Looks like he is trying to explain how his head got caught in the impeller


----------



## db9938 (Nov 17, 2013)

Nah, he stood too close to the chute.


----------



## Kiss4aFrog (Nov 3, 2013)

Just goes to show you how good those impeller kits are !!!


----------



## sscotsman (Dec 8, 2010)

I dont get it..
I have seen that guy around in internet memes, but I have no idea who he is..
if there is a joke here somewhere, could someone explain it please? 

Scot


----------



## Kiss4aFrog (Nov 3, 2013)

He's somebody to somebody but I just see him once in a while when I'm surfing channels. He's usually trying to sound impressive spouting how it's very possible aliens have been here. I can't take him too seriously with that hair.
Giorgio A. Tsoukalos - Wikipedia, the free encyclopedia


----------



## UNDERTAKER (Dec 30, 2013)

if you ask me he looks stoned out of his cerebral cortex..


----------



## [email protected] (Nov 21, 2011)

sscotsman said:


> I dont get it..
> I have seen that guy around in internet memes, but I have no idea who he is..
> if there is a joke here somewhere, could someone explain it please?
> 
> Scot


On the TV shows about ancient aliens, he's a frequent contributor, and is known to say "Now I'm not saying it was aliens. But...<wink, smile>...Aliens." 
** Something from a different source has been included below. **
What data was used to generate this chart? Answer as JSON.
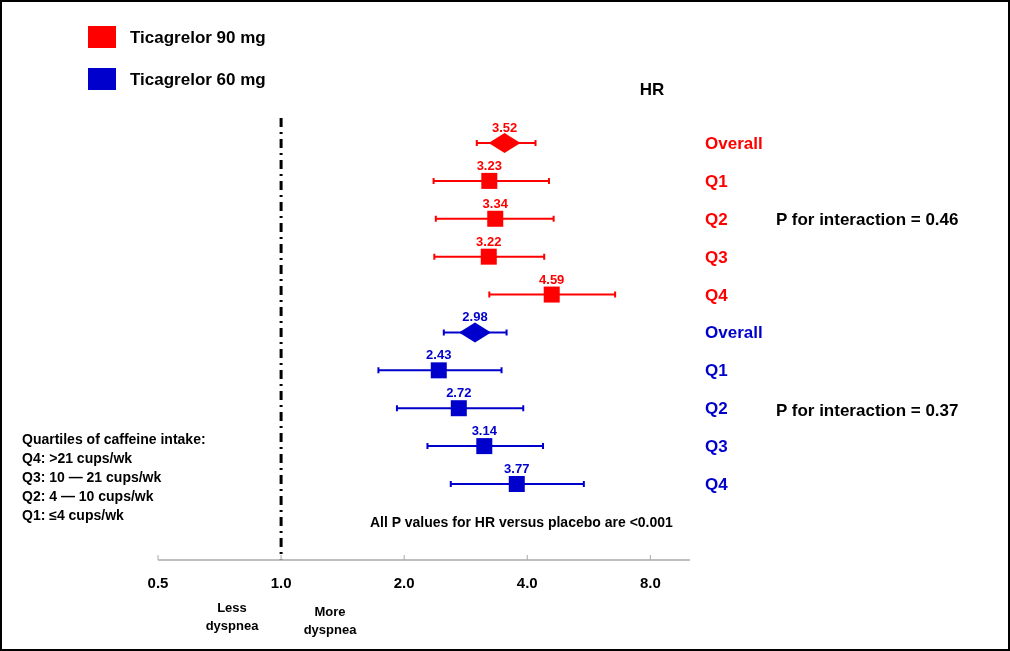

So the joke is wordplay: Aliens <--> Ariens.


----------



## micah68kj (Oct 8, 2011)

First time I've laid eyes on this guy.


----------



## liftoff1967 (Jan 15, 2014)

Dude


----------



## JRHAWK9 (Jan 6, 2013)

[email protected] said:


> On the TV shows about ancient aliens, he's a frequent contributor, and is known to say "Now I'm not saying it was aliens. But...<wink, smile>...Aliens."
> 
> So the joke is wordplay: Aliens <--> Ariens.


thanks for the explanation, as I too was scratching my head on that one!


----------